MMA gyms are popping up all the time, but it’s no easy task to be considered among the elite, top level fighting destinations. There are several ingredients in the recipe for a quality fight team that include but are not limited to:
- Good coaching staff
- Plenty of bodies in the gym for sparring, rolling
- Quality training facility
- High caliber fighters
The Blackzilians fight team was formed in 2011 and seemed to have all those ingredients from the start. It saw several high-profile fighters immediately on board: Rashad Evans, Anthony Johnson, Michael Johnson, Gesias Cavalcante, Matt Mitrione, Thiago Silva, and even Bigfoot Silva was a member until Alistair Overeem decided to use the the gym for a brief stint (rumor was that team owner Glenn Robinson paid Overeem $500K to call the gym his home base). The team trained in a great facility and there wasn’t a shortage of bodies to suit their needs.
There was a world class coaching staff in the beginning that consisted of Henri Hooft, Jorge Santiago, Pedro Diaz, Jake Bonacci and Mike Van Arsdale. Inside a year, Van Arsdale was out and Mario Sperry was in to head up the team. It would only take 8 months for Sperry to leave, and in early 2013, another high profile coach, Kenny Monday, would join the team. A year later, Monday was fired.

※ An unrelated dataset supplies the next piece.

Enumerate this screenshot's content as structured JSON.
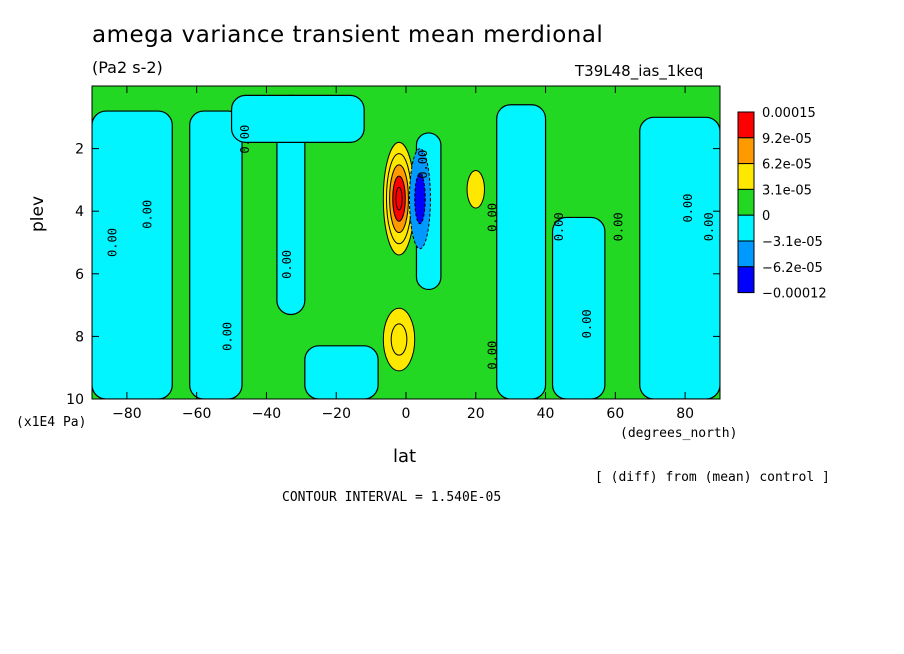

The team was constantly in the news because of the seemingly endless stream of trainers coming and going through the revolving door in South Florida. Respected wrestling coach, Neil Melanson, was hired in mid-2015, and was the last elite level coach to join the Blackzilians.
The Boca Raton-based camp recently dissolved, as announced by founding member Rashad Evans. Other insiders have also detailed the dissolution of the team, and the constant in all this is that there was trouble in paradise for quite some time. “High school drama,” lack of communication, manager interference and basic hostility were cited in interviews conducted by our own Tim Bissell.
There is something else could also be a major contributory factor in this whole shakeup, though. This past July, Glenn Robinson filed a Chapter 11 reorganization on his Iron Bridge Tools company. According to this report, the company’s debt exceeded their assets, leading to the filing.
“Fort Lauderdale attorney Craig A. Pugatch, who represents the debtor, said he expects Iron Bridge Tools to have an easy exit from bankruptcy because it projects to have enough cash flow to repay its creditors. It filed Chapter 11 because a vendor won a judgment and was seeking to garnish its accounts, so the company wanted to put all of its creditors on even footing, he said.
Iron Bridge Tools’ largest unsecured creditors include $9.9 million in trade debt to China-based ZheJiang Everpower, $2.8 million in trade debt to China-based Everpower Group, $490,805 in trade debt to Chicago-based True Value and $1.3 million in trade debt to Meridian International Co. In a motion for relief, the company said it owed $1.2 million to OTX Logistics for managing its intake and inventory warehouse and the company asked the bankruptcy court to let it continue using those facilities until a deal can be reached with the creditor.”
Rumors of financial issues have been swirling for some time, with Robinson even stating that he was open to the sale of his apparel brand, Jaco, but wouldn’t be leaving the sport. In November 2016, he denied rumors of the team disbanding, stating that he had sold the gym’s current location when the rent became too high, as reported by MMA Fighting:
“However, Robinson said he made the decision to sell that location when the rent became too high “and didn’t make financial sense.” Robinson is currently in the midst of building a new “state-of-the art” facility “unlike anything in MMA,” however, he wouldn’t disclose where in Florida it will be located at this time.”